A decoder-only architecture is a specific type of transformer model design used in large language models like GPT.
Unlike the original transformer architecture, which contained both encoder and decoder components, decoder-only models simplify the design by using only the decoder portion.
The key components of a decoder-only architecture are:
- Input processing: The model takes text input, converts it to tokens, and generates embeddings that include both token and position information.
- Self-attention blocks: Multiple layers of masked self-attention (also called causal attention) that prevent the model from looking ahead in the sequence when making predictions.
- Feed-forward networks: After each attention layer, a feed-forward neural network processes the token representations individually.
- Output layer: A final layer that converts the processed representations into probabilities for next-token prediction.
The architecture is “decoder-only” because it operates like the decoder part of the original transformer, using masked attention to ensure each token can only attend to previous tokens in the sequence. This matches the natural left-to-right way we generate text and makes these models particularly effective at text generation tasks.

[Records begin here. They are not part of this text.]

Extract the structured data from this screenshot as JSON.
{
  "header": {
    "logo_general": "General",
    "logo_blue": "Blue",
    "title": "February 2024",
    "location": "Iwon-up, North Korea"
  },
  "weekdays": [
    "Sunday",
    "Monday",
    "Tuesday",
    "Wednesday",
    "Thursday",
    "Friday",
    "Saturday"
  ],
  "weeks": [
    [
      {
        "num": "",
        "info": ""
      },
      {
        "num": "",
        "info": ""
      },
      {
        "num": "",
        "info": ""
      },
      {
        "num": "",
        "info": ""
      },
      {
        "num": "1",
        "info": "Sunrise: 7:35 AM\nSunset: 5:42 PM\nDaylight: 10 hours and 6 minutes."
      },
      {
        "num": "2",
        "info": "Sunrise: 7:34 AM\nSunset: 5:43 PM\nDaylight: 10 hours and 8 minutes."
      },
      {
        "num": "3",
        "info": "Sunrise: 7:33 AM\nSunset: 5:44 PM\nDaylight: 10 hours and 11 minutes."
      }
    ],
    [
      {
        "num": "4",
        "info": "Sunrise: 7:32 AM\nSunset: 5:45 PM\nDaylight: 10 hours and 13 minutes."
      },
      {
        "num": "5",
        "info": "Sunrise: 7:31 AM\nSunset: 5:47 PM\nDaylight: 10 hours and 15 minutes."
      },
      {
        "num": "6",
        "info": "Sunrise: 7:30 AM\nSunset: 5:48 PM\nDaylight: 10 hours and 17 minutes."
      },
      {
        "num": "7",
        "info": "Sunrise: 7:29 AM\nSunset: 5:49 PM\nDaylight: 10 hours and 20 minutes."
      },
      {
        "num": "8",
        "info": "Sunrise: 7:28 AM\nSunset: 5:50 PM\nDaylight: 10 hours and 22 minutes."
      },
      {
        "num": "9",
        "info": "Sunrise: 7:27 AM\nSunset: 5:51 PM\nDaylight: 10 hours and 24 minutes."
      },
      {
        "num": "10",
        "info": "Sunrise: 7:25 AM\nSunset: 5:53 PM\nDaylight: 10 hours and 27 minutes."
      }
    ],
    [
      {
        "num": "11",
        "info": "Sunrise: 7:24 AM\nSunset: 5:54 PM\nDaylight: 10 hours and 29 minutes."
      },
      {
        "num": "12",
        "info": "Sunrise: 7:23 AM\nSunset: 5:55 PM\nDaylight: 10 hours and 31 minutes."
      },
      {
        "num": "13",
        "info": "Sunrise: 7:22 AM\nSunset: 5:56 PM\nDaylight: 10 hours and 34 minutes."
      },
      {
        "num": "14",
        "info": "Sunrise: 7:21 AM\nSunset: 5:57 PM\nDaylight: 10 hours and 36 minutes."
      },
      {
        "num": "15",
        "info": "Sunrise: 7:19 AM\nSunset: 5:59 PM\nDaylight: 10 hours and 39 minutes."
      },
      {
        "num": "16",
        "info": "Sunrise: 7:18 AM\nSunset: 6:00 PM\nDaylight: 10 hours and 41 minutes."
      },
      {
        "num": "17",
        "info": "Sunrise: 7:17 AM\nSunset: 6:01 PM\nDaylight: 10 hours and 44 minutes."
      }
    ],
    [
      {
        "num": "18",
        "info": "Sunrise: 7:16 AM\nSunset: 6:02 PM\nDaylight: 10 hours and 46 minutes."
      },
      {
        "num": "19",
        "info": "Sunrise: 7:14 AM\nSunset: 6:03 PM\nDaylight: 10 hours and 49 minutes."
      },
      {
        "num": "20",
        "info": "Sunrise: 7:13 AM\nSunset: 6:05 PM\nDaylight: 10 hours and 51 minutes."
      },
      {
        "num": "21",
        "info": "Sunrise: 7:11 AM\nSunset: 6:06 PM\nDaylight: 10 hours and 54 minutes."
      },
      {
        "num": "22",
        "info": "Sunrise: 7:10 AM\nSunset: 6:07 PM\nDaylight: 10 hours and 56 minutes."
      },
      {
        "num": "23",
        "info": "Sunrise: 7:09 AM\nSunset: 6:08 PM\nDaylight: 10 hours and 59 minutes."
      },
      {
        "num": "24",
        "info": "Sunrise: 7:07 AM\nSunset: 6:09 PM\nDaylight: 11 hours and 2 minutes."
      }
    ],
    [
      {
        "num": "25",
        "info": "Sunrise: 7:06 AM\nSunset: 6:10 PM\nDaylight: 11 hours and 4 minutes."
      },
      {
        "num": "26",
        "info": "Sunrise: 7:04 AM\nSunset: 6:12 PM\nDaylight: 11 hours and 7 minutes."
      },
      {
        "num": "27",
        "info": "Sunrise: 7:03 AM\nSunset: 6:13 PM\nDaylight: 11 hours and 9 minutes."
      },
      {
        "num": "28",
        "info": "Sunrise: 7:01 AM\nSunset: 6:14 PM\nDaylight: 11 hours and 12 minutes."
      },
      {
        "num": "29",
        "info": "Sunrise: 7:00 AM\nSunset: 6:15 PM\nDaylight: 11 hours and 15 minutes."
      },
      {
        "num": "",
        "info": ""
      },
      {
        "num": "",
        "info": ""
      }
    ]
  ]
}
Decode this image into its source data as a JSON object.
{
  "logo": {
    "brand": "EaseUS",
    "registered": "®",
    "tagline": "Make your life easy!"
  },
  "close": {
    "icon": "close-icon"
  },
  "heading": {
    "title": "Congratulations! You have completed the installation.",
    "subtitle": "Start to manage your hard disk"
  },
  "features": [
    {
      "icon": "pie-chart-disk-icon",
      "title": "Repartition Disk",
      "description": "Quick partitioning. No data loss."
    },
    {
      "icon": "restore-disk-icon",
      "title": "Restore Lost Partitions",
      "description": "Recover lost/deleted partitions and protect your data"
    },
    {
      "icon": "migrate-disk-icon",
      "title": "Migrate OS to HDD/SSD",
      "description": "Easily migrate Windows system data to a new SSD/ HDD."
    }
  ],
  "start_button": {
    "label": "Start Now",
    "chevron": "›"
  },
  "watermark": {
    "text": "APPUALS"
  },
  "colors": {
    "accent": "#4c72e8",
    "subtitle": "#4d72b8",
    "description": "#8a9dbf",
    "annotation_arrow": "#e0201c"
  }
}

The most well-known implementation is GPT (Generative Pre-trained Transformer), but many other models like LLaMA, Kokoro and Claude also use this architecture. Its effectiveness and relative simplicity have made it the dominant architecture for large language models.
The key advantage of decoder-only models is their straightforward design optimized for next-token prediction, making them especially good at text generation while being simpler to train and implement than full encoder-decoder models.